A regulamentação desses produtos obedece a diversas normas, com destaque para a Lei no. 6.894, de 1981, que estabelece as diretrizes para a produção e o uso de inoculantes.
Até 2020, os insumos biológicos no Brasil estavam sujeitos a regulamentações em comum com produtos químicos. No entanto, a partir daquele ano, houve progressos na legislação referente aos produtos biológicos. Um marco importante foi a criação do Programa Nacional de Bioinsumos, instituído pelo Decreto no. 10.375, de 2020.
Recentemente, foi sancionado do novo marco regulatório do setor, a Lei no. 15.070, de 23 de dezembro de 2024, que substituiu a Lei no. 14.785, de 27 de dezembro de 2023. Conhecida como "Lei dos Bioinsumos", ela trouxe clareza sobre produção, importação, registro, comercialização, exportação, transporte, fiscalização e outros aspectos relevantes para o setor.
Os avanços regulatórios têm sido em parte decorrentes do crescimento do mercado.
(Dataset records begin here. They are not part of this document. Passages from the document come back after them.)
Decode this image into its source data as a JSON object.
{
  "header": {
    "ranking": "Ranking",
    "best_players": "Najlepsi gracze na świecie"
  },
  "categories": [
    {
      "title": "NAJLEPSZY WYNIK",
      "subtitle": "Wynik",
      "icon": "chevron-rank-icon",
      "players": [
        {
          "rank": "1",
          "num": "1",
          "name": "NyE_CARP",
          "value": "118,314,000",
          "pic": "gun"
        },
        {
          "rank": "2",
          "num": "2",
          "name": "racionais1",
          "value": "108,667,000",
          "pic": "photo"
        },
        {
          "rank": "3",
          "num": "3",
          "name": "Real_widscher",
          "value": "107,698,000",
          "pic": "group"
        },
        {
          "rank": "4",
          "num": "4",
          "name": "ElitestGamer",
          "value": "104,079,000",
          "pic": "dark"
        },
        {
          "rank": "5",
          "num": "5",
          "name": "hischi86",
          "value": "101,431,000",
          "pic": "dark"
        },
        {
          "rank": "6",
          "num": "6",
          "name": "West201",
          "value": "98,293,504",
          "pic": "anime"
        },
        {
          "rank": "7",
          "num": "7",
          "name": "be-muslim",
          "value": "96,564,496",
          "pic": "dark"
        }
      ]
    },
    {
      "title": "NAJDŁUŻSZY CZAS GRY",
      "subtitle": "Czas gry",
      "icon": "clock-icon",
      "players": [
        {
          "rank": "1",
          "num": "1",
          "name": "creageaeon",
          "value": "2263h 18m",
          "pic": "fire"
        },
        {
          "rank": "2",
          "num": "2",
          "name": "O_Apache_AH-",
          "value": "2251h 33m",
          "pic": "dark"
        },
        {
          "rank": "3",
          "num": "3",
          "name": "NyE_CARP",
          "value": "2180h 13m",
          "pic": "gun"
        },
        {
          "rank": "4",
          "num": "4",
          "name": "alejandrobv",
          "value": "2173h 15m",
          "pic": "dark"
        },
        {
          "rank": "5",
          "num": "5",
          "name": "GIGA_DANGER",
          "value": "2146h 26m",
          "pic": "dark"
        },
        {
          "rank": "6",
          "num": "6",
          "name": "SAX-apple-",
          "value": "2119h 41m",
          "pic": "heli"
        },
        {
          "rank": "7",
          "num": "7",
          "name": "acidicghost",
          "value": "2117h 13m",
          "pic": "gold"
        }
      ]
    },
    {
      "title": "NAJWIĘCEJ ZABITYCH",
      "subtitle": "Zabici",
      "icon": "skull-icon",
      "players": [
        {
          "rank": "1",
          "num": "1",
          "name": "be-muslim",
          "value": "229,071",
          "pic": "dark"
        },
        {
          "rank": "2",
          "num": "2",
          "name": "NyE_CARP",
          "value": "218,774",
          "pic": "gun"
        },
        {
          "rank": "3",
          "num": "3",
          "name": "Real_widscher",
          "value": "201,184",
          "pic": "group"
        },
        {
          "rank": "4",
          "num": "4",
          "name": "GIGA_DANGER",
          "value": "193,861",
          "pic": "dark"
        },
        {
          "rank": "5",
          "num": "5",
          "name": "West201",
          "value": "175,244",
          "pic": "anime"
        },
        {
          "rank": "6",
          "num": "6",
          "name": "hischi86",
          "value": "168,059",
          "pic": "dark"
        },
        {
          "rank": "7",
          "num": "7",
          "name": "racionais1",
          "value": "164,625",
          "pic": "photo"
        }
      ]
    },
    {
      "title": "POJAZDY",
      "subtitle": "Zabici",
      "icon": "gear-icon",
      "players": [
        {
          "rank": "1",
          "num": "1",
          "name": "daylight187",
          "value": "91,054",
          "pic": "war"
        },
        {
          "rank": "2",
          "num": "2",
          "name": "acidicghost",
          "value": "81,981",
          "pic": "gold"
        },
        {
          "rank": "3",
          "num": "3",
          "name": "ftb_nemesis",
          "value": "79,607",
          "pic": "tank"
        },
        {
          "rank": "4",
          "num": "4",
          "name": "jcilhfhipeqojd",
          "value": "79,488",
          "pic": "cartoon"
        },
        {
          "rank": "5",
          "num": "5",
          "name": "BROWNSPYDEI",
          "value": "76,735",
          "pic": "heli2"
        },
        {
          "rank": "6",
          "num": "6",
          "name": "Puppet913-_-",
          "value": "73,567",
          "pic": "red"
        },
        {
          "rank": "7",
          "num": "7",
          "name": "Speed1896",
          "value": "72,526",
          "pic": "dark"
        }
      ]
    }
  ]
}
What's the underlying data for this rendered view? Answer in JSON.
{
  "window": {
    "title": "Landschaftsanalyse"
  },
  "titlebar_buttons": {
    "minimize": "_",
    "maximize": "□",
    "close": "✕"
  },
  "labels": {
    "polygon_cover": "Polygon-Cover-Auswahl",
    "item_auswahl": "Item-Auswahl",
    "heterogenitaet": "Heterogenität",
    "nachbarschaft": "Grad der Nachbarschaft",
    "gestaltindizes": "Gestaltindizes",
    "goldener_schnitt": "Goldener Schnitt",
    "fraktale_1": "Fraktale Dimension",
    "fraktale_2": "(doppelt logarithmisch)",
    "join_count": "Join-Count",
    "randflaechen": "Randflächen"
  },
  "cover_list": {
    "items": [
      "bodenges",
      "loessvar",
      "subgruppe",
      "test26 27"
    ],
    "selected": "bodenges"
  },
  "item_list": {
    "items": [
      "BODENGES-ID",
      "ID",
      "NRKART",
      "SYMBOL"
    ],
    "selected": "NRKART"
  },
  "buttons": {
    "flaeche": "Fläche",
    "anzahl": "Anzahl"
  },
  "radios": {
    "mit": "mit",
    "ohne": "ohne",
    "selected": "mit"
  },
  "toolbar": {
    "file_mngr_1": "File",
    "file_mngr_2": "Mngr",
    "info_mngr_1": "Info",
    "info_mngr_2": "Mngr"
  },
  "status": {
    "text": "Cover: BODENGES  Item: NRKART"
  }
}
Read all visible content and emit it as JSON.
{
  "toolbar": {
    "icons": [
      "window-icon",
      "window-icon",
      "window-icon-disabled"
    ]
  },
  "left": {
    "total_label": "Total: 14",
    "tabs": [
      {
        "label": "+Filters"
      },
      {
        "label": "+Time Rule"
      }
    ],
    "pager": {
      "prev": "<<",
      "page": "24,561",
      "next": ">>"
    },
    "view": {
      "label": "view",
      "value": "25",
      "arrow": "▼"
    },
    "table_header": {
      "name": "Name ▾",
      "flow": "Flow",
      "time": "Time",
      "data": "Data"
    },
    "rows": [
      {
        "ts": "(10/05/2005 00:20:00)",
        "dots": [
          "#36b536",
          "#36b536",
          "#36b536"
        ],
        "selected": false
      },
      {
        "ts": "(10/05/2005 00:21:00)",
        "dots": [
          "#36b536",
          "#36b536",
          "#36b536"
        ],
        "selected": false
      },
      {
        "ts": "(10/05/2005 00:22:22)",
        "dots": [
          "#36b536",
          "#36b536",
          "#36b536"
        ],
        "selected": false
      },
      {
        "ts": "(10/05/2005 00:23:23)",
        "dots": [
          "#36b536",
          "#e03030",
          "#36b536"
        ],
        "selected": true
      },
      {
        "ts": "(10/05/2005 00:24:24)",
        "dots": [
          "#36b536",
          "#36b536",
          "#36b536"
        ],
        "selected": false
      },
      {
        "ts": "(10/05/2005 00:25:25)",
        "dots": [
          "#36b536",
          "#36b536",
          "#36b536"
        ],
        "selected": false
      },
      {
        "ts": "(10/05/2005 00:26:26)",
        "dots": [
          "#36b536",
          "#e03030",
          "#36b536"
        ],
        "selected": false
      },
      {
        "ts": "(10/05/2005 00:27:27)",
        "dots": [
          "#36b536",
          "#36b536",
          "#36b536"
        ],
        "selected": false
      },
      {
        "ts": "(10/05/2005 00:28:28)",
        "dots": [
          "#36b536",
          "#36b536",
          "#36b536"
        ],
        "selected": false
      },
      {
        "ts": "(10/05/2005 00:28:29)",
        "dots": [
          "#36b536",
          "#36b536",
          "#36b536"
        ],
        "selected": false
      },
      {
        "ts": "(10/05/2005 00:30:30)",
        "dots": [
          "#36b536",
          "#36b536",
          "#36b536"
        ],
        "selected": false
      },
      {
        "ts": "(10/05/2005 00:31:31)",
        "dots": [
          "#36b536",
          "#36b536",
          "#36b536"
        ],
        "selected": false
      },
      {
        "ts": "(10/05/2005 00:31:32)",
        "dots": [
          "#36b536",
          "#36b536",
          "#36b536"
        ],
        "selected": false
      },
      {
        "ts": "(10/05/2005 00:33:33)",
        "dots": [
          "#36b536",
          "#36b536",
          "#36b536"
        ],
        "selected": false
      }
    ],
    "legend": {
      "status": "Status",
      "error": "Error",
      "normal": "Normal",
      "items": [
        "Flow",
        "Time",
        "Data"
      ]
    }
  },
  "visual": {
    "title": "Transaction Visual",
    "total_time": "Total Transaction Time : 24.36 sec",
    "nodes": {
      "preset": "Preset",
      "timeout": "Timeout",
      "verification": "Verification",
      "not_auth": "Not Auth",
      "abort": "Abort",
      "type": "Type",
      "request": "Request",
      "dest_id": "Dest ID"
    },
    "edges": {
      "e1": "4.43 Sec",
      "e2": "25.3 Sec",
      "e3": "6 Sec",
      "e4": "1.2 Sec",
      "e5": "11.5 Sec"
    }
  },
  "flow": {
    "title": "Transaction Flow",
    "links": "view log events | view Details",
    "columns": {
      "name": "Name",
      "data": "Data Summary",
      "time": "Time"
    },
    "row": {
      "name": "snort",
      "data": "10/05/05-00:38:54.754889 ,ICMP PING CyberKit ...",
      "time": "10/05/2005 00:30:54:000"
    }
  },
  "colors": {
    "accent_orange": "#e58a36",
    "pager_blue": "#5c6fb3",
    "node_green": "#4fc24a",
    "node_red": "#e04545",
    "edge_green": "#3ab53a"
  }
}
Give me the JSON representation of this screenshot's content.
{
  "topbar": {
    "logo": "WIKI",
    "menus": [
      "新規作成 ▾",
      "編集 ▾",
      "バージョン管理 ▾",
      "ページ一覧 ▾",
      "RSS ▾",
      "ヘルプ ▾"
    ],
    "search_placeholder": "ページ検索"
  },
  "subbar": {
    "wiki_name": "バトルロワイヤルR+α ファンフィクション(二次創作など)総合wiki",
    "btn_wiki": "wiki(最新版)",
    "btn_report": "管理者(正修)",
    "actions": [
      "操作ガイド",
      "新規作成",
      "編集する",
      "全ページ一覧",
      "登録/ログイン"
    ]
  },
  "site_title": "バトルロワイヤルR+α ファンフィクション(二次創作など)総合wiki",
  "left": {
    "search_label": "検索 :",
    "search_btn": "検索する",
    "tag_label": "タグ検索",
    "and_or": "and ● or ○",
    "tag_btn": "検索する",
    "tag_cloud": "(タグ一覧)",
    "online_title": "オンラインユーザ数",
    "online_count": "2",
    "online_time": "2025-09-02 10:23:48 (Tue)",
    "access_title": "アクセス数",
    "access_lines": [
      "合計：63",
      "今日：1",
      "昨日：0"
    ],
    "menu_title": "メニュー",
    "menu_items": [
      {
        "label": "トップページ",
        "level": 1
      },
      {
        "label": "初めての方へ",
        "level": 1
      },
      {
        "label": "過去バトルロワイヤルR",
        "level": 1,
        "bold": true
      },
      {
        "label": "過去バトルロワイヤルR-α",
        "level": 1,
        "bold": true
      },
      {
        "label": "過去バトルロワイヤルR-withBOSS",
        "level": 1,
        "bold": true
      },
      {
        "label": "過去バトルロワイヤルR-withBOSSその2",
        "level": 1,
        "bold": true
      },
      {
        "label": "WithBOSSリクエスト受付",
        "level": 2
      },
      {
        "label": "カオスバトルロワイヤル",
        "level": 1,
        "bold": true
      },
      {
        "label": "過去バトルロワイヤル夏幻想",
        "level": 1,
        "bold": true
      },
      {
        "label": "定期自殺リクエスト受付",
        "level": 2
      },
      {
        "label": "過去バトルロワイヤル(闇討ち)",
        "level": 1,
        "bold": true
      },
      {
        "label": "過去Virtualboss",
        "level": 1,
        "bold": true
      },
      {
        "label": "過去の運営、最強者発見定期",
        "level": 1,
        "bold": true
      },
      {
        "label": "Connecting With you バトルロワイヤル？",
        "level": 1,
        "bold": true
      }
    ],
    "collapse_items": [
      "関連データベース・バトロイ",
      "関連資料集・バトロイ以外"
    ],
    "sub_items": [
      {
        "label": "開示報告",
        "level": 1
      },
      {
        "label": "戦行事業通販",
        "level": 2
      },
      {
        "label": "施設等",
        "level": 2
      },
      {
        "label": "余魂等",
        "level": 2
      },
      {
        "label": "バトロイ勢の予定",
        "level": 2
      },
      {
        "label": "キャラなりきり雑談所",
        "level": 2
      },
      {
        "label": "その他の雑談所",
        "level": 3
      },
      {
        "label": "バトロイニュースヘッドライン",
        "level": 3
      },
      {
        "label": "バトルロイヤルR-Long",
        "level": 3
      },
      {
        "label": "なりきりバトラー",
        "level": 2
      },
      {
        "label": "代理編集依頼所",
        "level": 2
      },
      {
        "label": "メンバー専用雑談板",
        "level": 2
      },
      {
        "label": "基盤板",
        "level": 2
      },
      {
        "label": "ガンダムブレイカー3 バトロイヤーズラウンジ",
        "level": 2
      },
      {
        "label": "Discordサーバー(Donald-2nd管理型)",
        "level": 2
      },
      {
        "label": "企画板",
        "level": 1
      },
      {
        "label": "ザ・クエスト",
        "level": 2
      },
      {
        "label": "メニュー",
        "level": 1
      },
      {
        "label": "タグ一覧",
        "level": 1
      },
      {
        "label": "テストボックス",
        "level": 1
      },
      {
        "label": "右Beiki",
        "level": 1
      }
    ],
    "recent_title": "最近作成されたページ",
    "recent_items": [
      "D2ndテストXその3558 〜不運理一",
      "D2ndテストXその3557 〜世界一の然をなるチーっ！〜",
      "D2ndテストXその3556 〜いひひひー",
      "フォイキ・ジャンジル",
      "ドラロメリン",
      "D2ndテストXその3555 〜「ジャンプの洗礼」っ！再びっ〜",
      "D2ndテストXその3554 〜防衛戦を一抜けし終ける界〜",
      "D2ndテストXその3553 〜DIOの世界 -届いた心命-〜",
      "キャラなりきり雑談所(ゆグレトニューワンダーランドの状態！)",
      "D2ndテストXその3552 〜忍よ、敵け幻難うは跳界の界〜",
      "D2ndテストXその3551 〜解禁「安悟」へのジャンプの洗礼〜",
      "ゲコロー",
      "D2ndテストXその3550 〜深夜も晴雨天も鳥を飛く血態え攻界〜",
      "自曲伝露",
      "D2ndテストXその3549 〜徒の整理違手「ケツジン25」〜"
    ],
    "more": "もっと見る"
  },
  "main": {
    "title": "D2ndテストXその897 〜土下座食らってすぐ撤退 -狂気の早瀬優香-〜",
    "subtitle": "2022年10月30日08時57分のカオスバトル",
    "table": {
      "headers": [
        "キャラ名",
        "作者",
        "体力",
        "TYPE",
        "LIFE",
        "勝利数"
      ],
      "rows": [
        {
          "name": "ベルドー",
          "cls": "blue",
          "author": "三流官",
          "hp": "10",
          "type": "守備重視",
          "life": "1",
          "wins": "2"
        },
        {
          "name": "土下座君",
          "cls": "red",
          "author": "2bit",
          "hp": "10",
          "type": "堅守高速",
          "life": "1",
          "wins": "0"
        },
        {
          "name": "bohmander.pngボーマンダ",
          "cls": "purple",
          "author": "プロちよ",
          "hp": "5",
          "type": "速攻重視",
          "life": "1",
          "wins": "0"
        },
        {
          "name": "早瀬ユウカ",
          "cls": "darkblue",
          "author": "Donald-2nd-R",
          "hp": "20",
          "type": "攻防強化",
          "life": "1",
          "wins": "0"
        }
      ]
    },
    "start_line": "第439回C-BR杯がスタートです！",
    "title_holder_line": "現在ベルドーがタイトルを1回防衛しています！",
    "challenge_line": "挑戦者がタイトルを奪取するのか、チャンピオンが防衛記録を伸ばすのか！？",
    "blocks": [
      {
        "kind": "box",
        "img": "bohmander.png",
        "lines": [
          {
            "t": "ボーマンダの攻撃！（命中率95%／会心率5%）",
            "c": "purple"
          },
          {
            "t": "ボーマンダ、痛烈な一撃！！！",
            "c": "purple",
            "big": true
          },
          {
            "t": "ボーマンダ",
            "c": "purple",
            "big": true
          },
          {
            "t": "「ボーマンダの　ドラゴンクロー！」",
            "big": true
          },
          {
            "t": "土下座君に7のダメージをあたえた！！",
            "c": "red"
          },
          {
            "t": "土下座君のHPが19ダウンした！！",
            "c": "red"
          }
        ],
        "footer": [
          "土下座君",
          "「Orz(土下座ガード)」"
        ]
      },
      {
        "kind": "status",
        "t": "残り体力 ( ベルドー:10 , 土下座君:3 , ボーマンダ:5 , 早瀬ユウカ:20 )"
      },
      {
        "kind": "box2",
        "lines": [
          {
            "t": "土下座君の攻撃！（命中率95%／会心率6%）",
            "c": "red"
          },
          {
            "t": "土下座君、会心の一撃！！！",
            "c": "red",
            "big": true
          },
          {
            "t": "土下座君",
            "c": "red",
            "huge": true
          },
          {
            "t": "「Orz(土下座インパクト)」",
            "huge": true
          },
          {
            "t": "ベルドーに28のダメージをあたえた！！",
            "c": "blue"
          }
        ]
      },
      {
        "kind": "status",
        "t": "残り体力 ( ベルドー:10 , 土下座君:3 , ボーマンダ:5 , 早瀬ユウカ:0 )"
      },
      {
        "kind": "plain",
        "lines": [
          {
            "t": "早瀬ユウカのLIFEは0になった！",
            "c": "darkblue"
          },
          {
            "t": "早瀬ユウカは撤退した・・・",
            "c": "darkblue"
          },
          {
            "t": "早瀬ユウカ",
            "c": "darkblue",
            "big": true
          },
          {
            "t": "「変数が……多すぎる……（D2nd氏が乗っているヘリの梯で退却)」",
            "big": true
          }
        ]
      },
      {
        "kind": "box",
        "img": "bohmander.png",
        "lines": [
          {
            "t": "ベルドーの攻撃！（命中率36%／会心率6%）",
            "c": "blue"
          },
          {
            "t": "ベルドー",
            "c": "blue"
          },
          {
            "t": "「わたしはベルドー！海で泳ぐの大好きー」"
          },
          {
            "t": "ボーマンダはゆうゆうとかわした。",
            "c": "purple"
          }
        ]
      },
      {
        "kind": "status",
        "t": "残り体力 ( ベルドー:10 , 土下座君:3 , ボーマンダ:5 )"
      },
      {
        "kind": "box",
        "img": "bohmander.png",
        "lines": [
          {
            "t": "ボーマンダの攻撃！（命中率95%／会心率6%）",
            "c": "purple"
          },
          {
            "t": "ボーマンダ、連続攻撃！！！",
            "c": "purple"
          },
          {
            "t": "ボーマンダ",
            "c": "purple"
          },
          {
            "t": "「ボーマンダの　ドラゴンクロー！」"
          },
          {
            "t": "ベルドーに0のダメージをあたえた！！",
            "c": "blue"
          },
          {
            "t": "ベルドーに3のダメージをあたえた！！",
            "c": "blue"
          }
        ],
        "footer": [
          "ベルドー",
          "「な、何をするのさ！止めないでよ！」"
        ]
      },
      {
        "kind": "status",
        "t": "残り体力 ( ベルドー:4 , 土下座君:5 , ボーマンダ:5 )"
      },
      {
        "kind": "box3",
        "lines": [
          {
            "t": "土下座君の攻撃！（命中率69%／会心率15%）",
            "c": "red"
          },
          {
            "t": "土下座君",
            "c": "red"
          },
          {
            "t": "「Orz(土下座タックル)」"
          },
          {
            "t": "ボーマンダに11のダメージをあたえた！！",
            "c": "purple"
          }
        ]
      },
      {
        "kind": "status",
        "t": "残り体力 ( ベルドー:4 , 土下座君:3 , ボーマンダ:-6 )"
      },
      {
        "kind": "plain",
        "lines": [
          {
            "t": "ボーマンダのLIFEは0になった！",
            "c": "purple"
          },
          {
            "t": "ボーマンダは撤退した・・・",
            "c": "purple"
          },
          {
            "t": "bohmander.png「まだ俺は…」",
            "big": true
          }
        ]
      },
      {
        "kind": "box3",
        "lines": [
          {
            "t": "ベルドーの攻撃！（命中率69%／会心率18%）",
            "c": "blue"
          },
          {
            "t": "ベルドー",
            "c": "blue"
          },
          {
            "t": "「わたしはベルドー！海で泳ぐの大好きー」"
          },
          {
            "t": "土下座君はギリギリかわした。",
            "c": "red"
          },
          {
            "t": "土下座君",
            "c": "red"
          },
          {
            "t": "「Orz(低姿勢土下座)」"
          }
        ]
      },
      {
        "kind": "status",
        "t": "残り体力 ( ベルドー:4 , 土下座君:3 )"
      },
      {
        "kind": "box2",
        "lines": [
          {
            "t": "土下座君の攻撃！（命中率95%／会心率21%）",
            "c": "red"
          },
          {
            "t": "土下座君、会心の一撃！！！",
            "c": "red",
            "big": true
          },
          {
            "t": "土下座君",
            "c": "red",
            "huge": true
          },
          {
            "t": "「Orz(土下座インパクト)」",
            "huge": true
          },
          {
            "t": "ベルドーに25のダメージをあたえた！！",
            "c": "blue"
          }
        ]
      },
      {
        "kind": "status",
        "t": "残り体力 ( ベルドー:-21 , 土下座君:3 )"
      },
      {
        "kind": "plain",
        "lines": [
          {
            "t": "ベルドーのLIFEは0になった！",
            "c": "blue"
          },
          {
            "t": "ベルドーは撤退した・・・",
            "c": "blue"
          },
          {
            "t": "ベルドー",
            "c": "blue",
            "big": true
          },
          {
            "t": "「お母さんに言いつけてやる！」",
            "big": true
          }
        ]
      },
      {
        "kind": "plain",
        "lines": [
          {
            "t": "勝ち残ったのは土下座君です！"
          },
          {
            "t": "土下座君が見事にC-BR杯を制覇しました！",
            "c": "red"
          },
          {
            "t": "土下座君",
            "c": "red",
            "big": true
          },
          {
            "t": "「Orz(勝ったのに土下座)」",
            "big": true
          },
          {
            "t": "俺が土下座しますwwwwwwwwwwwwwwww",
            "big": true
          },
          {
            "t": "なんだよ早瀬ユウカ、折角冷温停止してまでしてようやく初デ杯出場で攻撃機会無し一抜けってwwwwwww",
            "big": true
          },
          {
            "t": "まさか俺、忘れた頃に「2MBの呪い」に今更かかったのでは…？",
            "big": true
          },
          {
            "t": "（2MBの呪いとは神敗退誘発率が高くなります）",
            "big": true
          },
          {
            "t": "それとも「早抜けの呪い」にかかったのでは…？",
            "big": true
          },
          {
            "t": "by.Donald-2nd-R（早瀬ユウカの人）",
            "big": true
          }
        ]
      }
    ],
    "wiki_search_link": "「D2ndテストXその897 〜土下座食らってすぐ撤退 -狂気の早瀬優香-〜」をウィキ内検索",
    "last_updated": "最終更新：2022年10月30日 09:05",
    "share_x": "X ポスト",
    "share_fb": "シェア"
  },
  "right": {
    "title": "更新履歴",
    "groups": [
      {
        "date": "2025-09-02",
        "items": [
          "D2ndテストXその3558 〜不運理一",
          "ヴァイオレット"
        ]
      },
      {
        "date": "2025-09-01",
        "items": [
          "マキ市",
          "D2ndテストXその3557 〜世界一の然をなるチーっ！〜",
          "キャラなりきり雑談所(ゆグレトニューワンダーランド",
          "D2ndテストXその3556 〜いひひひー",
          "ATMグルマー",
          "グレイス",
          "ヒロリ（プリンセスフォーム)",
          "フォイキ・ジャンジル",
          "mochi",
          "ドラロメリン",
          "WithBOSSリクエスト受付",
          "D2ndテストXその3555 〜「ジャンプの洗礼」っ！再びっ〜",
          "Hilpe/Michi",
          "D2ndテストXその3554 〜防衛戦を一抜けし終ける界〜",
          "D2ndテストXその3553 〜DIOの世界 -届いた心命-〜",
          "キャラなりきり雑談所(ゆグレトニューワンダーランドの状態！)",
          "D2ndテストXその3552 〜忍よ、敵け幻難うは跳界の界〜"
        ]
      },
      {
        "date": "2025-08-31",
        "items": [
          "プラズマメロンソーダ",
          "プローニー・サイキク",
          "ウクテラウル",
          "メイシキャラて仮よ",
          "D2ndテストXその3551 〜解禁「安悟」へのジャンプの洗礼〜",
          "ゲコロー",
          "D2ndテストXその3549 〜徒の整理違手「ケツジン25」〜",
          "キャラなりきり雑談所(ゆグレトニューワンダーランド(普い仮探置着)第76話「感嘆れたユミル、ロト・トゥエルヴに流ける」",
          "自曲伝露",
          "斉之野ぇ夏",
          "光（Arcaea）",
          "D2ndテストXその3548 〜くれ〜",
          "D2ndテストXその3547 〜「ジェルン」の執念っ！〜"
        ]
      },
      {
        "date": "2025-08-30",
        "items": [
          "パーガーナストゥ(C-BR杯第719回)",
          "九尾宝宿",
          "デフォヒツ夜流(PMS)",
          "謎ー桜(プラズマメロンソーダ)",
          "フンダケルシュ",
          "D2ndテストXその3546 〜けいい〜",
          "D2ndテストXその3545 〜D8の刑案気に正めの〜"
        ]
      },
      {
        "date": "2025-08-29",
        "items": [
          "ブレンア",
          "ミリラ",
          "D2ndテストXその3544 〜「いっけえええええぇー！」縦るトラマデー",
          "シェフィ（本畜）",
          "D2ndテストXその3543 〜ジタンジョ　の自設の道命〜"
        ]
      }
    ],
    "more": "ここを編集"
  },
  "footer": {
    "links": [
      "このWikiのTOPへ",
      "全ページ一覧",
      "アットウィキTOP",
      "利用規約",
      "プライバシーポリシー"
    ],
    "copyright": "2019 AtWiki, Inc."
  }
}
O setor de biológicos no Brasil cresceu quatro vezes mais do que a média global, tendo tido um crescimento de 13% na área tratada de 2023/2024 para 2024/2025 e uma taxa de adoção de 23% para 24%. A área tratada alcançou 156 milhões de hectares no período. Os dados são do projeto Bioinsumos do Brasil, da Blink em parceria com a Croplife Brasil.
Ainda segundo o projeto, a cultura que mais usa bioinsumos é a soja, seguida pelo milho, cana-de-açúcar e outras (figura 1), e em relação à participação no mercado, os bioinseticidas e bionematicidas lideram, com 27% e 28% na participação total (figura 2).
Figura 1.
Uso de bioinsumos por cultura no Brasil.
Fonte: Blink e Croplife Brasil/ Elaborado por Scot Consultoria
Figura 2.
Participação por classe de bioinsumos no mercado brasileiro, em 2024.
Fonte: Blink e Croplife Brasil/ Elaborado por Scot Consultoria
Segundo estimativas do Projeto Bioinsumos do Brasil, o mercado de bioestimulantes é de R$2,5 bilhões, o de biodefensivos R$3,5 bilhões e o de inoculantes R$1,0 bilhão.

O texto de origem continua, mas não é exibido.